その<疑問力>と<解決力>が、最終的には卒業論文へとつながっていくため、ゼミではレジュメの作成や質疑を通して、自問自答の力を蓄え、自身の興味や関心を自覚するように促しています。

ある日、井原西鶴の『日本永代蔵』巻三「国に移して風呂釜の大臣」についての発表がありました。
豊後府内(今の大分県)の男が、死んだ父親の遺言をきっかけに菜種油で財を成したので、母親を連れて京都見物に行ったところ、その魅力にとりつかれたため、何人もの美女を連れて帰り、自宅を豪華な京風に作り替え、京の水で風呂を沸かし、風呂釜の大臣と呼ばれるようになったが、終には破産し、命も失うこととなった、という話です。知らない人がほとんどでしょう。
発表者は、作品の面白さを理解するため、主人公のモデルや作品の構成などの基礎情報を集め、なぜ稼ぐ手段が菜種油だったのか、なぜ主人公が京に魅了されたのかなど、作中から自問自答を重ねてレジュメをまとめ上げました。
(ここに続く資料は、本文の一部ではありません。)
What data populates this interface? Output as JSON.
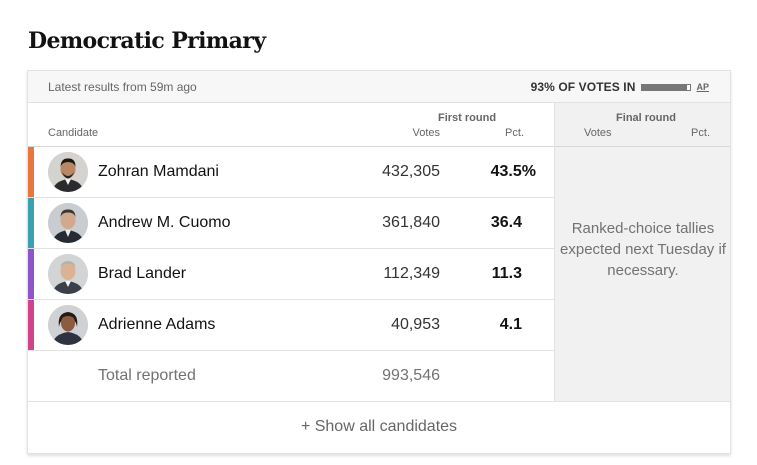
{
  "race": {
    "title": "Democratic Primary",
    "latest": "Latest results from 59m ago",
    "reporting": {
      "text": "93% OF VOTES IN",
      "fraction": 0.93,
      "source": "AP"
    }
  },
  "columns": {
    "candidate": "Candidate",
    "first_round": "First round",
    "final_round": "Final round",
    "votes": "Votes",
    "pct": "Pct."
  },
  "candidates": [
    {
      "name": "Zohran Mamdani",
      "votes": "432,305",
      "pct": "43.5%",
      "color": "#e8773d",
      "avatar": "candidate-photo-mamdani"
    },
    {
      "name": "Andrew M. Cuomo",
      "votes": "361,840",
      "pct": "36.4",
      "color": "#3aa1ae",
      "avatar": "candidate-photo-cuomo"
    },
    {
      "name": "Brad Lander",
      "votes": "112,349",
      "pct": "11.3",
      "color": "#8d55c7",
      "avatar": "candidate-photo-lander"
    },
    {
      "name": "Adrienne Adams",
      "votes": "40,953",
      "pct": "4.1",
      "color": "#d2448a",
      "avatar": "candidate-photo-adams"
    }
  ],
  "total": {
    "label": "Total reported",
    "votes": "993,546"
  },
  "final_round_note": "Ranked-choice tallies expected next Tuesday if necessary.",
  "show_all": "+ Show all candidates"
}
参加していた他の受講者からも、京都から水を運ぶ方法や、モデルと主人公の関係について質問がありましたが、その中に、大分には別府や湯布院など、古くからの温泉があるのになぜ水を運んだのかというものがありました。その事実の指摘によって、京と豊後は単なる都と田舎の象徴というだけでなく、地元の温泉の魅力と価値を忘れ、都会に憧れ散財を重ねた主人公の愚かさをも強調しているのだ、ということが理解されました。
このように、ひとつの作品を大勢で読み込んでいくことで、作品読解の視野を広げることができます。ゼミでは、素朴な疑問を重ねていきましょう。